The Privacy Commissioners of Canada, Alberta and British Columbia issued a joint investigation report, finding that Cadillac Fairview did not obtain adequate consent for the collection of digital images of faces through facial recognition technology (Anonymous Video Analytics) installed in wayfinding directories in some of their Canadian shopping malls.
Is consent even required to collect images in a public place like a mall?
The findings in this case have significant implications regarding the notice and consent required for facial recognition technology in Canada. They will pose practical challenges for organizations using or considering facial recognition technology. The Commissioners made a number of important determinations, including:
- Express opt-in consent was required. The Commissioners found that individuals would not reasonably expect their image to be captured when they stepped up to a mall directory kiosk, and that image used to create a biometric representation used to guess approximate age and gender. The Commissioners recommended that express opt-in consent be obtained before using the technology in the future.
- People's faces are sensitive personal information. In this case, the images were quickly converted by the technology to numerical representations and the purpose was to collect aggregated demographic statistics only. Nevertheless, the Commissioners found that this type of information was still on the higher end of the range of sensitivity. This type of biometric information is not diminished by retaining the information only for a short period of time or for non-identification purposes.
Obtaining opt-in consent from each individual will probably not be practical for many of the purposes for which organizations wish to use facial recognition technology. While the Commissioners described an example of a process in which a message box display on the kiosk could be used to obtain opt-in consent in this particular case, we speculate that organizations would be concerned that such a process would significantly diminish the value of the data.
Is facial recognition a practical option anymore?

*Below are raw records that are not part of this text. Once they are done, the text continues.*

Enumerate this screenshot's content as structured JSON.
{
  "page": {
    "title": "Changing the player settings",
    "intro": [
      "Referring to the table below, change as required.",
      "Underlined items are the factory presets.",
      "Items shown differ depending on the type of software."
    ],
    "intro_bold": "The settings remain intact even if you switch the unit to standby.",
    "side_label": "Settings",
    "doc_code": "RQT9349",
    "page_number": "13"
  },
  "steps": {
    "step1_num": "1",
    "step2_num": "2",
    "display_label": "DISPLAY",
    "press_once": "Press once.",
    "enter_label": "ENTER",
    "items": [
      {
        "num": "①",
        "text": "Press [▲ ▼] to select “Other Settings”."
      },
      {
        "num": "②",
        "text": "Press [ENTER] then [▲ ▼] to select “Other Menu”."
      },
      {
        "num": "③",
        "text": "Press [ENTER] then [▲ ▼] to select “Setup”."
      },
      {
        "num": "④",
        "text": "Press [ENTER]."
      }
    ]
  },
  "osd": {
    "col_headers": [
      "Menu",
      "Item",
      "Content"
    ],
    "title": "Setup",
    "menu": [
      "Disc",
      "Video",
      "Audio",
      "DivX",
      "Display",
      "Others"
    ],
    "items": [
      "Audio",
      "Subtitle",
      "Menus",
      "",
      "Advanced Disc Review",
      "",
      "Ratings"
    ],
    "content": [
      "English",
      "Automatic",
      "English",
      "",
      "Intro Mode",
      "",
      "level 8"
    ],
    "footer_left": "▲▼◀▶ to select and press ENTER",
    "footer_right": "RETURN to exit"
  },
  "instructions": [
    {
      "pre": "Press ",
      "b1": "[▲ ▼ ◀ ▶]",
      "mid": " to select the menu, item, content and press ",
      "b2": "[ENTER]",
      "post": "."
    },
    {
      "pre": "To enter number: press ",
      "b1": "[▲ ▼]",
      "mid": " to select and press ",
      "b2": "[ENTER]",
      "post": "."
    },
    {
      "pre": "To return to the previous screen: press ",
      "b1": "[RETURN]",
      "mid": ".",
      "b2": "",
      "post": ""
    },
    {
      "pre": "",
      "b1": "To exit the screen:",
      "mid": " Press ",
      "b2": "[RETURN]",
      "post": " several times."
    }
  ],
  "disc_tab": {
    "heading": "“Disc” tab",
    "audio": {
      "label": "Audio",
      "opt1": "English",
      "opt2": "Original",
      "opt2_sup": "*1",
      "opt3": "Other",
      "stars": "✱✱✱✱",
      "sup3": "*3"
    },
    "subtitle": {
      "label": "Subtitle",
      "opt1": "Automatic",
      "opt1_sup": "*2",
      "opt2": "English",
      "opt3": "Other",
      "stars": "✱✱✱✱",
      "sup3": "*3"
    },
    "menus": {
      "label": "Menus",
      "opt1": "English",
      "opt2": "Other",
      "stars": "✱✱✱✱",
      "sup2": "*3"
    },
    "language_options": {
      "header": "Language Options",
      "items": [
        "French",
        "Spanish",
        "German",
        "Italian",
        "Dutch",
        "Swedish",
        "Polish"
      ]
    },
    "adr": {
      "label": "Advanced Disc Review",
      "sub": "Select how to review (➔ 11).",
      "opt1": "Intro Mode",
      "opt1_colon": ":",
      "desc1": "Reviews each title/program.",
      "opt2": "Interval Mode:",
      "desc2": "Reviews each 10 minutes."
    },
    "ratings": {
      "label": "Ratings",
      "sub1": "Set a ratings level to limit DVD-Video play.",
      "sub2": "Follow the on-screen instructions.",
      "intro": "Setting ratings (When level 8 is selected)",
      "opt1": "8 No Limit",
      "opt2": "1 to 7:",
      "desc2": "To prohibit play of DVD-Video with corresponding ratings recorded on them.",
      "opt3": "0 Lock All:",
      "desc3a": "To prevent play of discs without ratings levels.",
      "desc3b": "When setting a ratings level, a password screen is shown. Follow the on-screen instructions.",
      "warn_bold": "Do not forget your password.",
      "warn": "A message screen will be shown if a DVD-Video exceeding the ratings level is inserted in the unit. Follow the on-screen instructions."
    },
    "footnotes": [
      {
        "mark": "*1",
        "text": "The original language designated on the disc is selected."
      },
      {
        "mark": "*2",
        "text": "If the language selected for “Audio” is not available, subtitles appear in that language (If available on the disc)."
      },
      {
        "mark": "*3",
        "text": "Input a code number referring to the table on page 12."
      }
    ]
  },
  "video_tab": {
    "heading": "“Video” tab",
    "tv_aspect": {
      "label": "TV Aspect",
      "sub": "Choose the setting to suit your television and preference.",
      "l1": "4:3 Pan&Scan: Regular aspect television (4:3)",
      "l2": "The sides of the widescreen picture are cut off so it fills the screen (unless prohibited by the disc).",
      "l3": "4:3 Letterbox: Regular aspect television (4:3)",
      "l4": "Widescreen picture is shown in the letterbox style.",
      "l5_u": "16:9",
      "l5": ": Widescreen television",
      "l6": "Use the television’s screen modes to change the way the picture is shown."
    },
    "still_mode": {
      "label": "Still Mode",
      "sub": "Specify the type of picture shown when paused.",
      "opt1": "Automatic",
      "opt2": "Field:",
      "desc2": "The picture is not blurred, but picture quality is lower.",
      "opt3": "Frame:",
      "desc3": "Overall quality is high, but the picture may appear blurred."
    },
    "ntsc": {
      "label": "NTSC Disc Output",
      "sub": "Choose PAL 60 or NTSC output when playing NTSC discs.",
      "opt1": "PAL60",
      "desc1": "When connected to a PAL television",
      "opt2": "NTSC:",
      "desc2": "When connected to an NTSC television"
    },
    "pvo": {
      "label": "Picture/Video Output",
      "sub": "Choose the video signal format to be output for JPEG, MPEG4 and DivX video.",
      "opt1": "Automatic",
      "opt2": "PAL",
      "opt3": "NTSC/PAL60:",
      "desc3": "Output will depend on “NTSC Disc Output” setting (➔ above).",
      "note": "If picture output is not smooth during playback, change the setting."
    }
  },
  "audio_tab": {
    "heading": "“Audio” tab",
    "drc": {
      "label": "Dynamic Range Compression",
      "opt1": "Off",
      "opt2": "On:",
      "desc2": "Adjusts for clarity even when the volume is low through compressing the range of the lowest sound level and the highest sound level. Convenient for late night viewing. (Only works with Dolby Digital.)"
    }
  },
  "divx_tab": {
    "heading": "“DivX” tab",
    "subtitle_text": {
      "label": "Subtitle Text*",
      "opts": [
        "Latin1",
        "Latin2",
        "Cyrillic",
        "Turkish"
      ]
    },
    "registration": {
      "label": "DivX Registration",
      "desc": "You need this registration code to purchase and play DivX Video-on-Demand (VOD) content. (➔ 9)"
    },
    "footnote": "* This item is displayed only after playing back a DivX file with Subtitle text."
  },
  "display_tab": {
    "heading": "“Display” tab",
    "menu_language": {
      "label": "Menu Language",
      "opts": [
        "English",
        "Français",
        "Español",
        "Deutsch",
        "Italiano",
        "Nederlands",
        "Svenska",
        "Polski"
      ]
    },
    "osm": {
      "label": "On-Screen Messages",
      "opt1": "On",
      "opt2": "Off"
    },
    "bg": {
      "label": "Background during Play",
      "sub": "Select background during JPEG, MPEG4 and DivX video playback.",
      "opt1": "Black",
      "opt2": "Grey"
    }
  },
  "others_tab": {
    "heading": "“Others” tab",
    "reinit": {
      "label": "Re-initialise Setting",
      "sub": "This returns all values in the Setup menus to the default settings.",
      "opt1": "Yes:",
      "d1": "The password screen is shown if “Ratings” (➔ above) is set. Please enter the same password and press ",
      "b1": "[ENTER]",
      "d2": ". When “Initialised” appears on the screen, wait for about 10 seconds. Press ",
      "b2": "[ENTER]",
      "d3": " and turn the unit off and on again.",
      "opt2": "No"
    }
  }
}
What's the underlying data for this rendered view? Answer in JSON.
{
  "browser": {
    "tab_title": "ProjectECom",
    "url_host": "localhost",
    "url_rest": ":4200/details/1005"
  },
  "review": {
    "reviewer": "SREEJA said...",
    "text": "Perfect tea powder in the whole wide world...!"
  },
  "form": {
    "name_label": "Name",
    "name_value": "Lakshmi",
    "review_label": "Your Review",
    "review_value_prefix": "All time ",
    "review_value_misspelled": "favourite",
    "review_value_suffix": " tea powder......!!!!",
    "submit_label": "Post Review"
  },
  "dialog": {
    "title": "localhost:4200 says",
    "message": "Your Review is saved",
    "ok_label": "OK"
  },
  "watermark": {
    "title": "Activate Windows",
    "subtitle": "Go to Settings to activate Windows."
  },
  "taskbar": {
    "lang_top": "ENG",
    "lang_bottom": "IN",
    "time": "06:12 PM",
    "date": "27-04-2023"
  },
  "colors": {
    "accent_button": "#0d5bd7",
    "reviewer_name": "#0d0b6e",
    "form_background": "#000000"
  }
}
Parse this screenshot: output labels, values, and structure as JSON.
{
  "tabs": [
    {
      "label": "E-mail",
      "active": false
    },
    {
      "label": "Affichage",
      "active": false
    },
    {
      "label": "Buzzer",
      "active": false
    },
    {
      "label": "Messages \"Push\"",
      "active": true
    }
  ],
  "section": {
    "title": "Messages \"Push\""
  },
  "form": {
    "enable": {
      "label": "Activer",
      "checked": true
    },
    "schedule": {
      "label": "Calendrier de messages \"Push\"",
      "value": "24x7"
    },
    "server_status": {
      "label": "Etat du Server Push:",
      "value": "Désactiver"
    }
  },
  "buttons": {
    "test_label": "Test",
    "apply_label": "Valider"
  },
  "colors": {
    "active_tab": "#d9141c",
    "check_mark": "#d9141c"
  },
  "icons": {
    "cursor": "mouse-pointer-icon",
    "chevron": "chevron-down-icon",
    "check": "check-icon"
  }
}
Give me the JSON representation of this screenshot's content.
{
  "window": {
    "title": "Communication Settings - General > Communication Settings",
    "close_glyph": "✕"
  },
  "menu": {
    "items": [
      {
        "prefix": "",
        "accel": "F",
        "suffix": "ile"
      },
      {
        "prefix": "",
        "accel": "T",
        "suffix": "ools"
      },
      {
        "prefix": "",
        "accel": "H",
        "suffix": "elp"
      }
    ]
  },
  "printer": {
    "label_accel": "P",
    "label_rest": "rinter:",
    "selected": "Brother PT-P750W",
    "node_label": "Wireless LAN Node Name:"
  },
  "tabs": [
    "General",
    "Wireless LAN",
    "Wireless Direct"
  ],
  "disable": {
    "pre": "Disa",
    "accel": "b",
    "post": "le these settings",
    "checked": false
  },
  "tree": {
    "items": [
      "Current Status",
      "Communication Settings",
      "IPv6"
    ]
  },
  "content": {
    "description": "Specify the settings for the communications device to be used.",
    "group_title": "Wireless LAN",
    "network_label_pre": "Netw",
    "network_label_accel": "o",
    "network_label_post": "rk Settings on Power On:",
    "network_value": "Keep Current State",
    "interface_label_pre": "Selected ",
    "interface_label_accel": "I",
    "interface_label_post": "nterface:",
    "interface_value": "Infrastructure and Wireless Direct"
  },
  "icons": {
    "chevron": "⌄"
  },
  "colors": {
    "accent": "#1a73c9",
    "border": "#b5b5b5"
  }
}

Despite the relatively clear findings in this case, the question of whether opt-in consent is required in all facial recognition cases is probably not closed. There are a few reasons for this. First, privacy legislation in Canada establishes a number of grounds on which consent is not required at all. Some use cases may fit these exceptions. Second, the Guidelines for Obtaining Meaningful Consent, cited numerous times by the Commissioners, is flexible and allows for innovative approaches. Third, there are other related technologies already in use without opt-in consent. Over the years, Canada has seen the significant growth of video security systems capturing personal information on the basis of less descriptive and less obvious notice or opt-out consent. There is reason to believe security purposes may be viewed differently than those in this case. Fourth, privacy is normative. As technology has evolved and been implemented, we get used to it. Like video surveillance, our expectations of new technologies will evolve as well.